What is the actual level of LockBit's buyout economy?
Over the past 1.5 years, the LockBit group has received more than $125 million. in the form of buybacks, as shown by the analysis of hundreds of cryptocurrency wallets associated with the group's operations.
According to a press release from the National Crime Agency of Great Britain (NCA), during the Cronos operation aimed at ransomware, more than 500 active crypto wallets were identified, to which more than 2,437 BTC (more than $125 million at the current exchange rate) were transferred from July 2022 to February 2024.
At the same time, more than 2,200 BTC (more than $110 million) remained unspent at the time of LockBit's termination. Unspent funds represent the amount of ransom payments made by victims and payments made by the LockBit group itself, including a 20% commission paid to partners using the RAAS model (Ransomware-as-a-Service).
The NCA also reported that the LockBit infrastructure takeover led to the discovery of 85 accounts on cryptocurrency exchanges with assets worth hundreds of thousands of dollars, which are now blocked by Binance.
The data for analysis were taken only for the 18-month period of the group's activity. Considering the confirmed LockBit attacks over 4 years of operation (more than 2,000 victims), the total impact is estimated at several billion dollars.
It is estimated that the average amount of ransom required was about $1.5 million. Given the number of victims of the group, the ransom amount in some cases could indeed be in the billions of dollars. It is worth noting that the proportion of victims who actually pay the ransom remains a matter of debate and varies in different reports.
Earlier, we reported that as part of the international operation Kronos, which began on February 19 , at least 3 LockBit accomplices were arrested in Poland and Ukraine. The arrests followed the dismantling of LockBit's dark web infrastructure, which is used by the group to threaten its victims and publish stolen data in case of non-payment of ransom. During the operation, at least 200 cryptocurrency accounts were seized and 34 servers were disabled in various countries, including the Netherlands, Germany, Finland, France, Switzerland, Australia, the United States and the United Kingdom.
LockBit, which has been operating since 2019, has become the most active ransomware group in the world, with almost 2,300 attacks. The group is known for attacking medical facilities, including Canada's largest children's hospital and the medical system in Pennsylvania and New Jersey.

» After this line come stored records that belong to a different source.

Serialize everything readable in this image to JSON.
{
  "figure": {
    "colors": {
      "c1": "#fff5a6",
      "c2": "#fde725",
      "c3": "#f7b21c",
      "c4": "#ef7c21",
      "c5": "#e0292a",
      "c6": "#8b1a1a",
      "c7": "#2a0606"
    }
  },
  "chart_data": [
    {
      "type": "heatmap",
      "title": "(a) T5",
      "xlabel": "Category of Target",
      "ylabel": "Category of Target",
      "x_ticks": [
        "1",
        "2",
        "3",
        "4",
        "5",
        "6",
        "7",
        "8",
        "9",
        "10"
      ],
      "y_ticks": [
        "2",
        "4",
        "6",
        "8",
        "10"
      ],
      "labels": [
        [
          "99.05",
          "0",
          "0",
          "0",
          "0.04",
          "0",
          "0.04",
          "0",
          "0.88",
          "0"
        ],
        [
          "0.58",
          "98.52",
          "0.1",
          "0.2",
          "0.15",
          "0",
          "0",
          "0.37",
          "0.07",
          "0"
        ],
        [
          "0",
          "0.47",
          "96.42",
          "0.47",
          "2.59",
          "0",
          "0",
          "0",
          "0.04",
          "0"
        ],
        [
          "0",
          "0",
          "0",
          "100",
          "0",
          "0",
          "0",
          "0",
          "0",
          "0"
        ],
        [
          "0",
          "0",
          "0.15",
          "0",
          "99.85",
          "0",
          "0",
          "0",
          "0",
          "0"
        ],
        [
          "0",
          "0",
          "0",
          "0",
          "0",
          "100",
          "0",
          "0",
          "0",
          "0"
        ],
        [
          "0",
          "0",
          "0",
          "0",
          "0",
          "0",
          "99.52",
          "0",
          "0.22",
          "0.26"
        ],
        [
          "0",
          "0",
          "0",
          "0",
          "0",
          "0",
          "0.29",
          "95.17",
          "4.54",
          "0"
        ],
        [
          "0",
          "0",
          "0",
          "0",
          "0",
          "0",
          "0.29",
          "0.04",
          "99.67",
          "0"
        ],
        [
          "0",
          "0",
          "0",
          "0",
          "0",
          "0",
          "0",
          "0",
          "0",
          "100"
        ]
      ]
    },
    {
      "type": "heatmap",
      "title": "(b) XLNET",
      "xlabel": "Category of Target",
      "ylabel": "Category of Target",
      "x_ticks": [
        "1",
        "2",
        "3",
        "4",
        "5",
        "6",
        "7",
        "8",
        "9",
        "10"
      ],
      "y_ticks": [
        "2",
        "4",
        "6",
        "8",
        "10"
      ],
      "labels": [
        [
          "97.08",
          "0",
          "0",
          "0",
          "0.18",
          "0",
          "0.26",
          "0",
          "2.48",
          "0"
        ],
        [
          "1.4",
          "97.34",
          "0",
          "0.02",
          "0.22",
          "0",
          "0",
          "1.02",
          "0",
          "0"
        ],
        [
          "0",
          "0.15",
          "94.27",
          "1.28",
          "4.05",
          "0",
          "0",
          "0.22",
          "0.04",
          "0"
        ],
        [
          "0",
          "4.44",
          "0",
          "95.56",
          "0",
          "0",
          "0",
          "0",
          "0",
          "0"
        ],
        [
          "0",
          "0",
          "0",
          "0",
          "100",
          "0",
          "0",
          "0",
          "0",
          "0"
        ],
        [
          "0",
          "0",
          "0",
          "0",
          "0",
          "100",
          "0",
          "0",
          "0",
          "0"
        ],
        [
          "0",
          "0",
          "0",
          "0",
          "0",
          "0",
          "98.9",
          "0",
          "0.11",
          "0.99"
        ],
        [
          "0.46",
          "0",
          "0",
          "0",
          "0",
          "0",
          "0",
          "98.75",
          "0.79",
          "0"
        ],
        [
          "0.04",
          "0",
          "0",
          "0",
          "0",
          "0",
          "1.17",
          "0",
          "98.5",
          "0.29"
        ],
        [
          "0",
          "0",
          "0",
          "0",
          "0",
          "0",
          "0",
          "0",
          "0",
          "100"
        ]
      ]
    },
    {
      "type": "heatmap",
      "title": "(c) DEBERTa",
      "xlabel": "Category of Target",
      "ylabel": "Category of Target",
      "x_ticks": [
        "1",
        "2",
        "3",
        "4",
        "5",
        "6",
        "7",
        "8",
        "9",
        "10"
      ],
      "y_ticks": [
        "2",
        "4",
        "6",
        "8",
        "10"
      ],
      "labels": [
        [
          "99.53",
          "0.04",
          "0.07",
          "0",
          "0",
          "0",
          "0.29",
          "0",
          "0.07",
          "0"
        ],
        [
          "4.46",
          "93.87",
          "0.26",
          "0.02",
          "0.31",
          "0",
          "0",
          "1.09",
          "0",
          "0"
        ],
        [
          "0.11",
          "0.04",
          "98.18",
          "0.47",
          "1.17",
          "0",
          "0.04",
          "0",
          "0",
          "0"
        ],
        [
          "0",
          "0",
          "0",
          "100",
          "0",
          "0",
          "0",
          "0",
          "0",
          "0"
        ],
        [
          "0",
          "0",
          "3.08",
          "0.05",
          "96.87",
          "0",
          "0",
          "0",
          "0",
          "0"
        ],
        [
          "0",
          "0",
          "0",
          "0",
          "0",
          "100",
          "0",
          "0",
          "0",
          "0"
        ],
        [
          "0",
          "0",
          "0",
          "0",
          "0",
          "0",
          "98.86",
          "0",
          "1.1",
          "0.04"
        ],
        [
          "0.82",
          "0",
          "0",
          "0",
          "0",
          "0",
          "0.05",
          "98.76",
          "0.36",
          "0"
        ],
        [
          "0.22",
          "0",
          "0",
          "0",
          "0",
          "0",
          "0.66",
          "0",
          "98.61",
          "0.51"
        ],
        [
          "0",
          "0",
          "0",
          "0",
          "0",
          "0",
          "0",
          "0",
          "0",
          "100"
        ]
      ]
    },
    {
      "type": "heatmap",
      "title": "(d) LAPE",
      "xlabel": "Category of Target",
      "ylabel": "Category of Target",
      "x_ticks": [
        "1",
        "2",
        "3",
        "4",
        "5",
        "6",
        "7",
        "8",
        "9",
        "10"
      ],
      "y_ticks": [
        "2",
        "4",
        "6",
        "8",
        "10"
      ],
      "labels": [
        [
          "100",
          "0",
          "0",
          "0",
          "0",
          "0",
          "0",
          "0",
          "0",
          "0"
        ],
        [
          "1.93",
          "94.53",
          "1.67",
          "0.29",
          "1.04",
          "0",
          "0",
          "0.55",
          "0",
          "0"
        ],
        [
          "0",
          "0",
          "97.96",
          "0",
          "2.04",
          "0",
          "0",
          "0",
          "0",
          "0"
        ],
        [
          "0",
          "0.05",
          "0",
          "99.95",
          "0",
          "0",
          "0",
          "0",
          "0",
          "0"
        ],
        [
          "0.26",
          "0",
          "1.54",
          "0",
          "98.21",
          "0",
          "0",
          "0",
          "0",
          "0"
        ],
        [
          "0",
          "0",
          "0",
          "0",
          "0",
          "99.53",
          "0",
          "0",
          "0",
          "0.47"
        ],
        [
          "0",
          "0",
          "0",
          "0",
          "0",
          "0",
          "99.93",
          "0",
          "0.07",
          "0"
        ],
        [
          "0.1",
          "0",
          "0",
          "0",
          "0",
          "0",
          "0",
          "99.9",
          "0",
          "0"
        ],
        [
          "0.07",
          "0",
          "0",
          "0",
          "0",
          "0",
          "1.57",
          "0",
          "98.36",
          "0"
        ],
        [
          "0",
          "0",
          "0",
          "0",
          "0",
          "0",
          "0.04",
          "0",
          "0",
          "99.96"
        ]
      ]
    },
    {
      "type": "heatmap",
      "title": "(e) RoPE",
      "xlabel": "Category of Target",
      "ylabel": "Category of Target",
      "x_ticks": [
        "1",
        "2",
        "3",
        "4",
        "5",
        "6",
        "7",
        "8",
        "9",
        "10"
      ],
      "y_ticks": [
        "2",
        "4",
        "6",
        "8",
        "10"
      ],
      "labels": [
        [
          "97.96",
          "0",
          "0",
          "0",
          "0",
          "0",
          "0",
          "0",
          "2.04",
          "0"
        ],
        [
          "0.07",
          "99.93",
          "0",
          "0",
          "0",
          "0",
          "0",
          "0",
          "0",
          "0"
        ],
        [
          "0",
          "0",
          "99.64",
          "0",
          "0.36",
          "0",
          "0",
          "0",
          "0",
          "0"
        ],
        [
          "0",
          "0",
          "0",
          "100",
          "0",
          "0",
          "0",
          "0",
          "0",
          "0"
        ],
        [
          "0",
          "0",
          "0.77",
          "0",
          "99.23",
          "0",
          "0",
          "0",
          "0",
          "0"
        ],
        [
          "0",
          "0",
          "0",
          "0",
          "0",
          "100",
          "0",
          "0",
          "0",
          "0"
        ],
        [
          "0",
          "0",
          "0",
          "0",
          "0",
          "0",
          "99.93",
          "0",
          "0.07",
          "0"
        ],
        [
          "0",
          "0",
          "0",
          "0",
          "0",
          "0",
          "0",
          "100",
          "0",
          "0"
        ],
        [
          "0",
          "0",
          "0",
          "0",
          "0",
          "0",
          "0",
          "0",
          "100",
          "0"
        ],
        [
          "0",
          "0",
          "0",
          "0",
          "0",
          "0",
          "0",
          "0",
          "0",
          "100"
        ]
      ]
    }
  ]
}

Over the past 1.5 years, the LockBit group has received more than $125 million. in the form of buybacks, as shown by the analysis of hundreds of cryptocurrency wallets associated with the group's operations.
According to a press release from the National Crime Agency of Great Britain (NCA), during the Cronos operation aimed at ransomware, more than 500 active crypto wallets were identified, to which more than 2,437 BTC (more than $125 million at the current exchange rate) were transferred from July 2022 to February 2024.
At the same time, more than 2,200 BTC (more than $110 million) remained unspent at the time of LockBit's termination. Unspent funds represent the amount of ransom payments made by victims and payments made by the LockBit group itself, including a 20% commission paid to partners using the RAAS model (Ransomware-as-a-Service).
The NCA also reported that the LockBit infrastructure takeover led to the discovery of 85 accounts on cryptocurrency exchanges with assets worth hundreds of thousands of dollars, which are now blocked by Binance.
The data for analysis were taken only for the 18-month period of the group's activity. Considering the confirmed LockBit attacks over 4 years of operation (more than 2,000 victims), the total impact is estimated at several billion dollars.
It is estimated that the average amount of ransom required was about $1.5 million. Given the number of victims of the group, the ransom amount in some cases could indeed be in the billions of dollars. It is worth noting that the proportion of victims who actually pay the ransom remains a matter of debate and varies in different reports.
Earlier, we reported that as part of the international operation Kronos, which began on February 19 , at least 3 LockBit accomplices were arrested in Poland and Ukraine. The arrests followed the dismantling of LockBit's dark web infrastructure, which is used by the group to threaten its victims and publish stolen data in case of non-payment of ransom. During the operation, at least 200 cryptocurrency accounts were seized and 34 servers were disabled in various countries, including the Netherlands, Germany, Finland, France, Switzerland, Australia, the United States and the United Kingdom.
LockBit, which has been operating since 2019, has become the most active ransomware group in the world, with almost 2,300 attacks. The group is known for attacking medical facilities, including Canada's largest children's hospital and the medical system in Pennsylvania and New Jersey.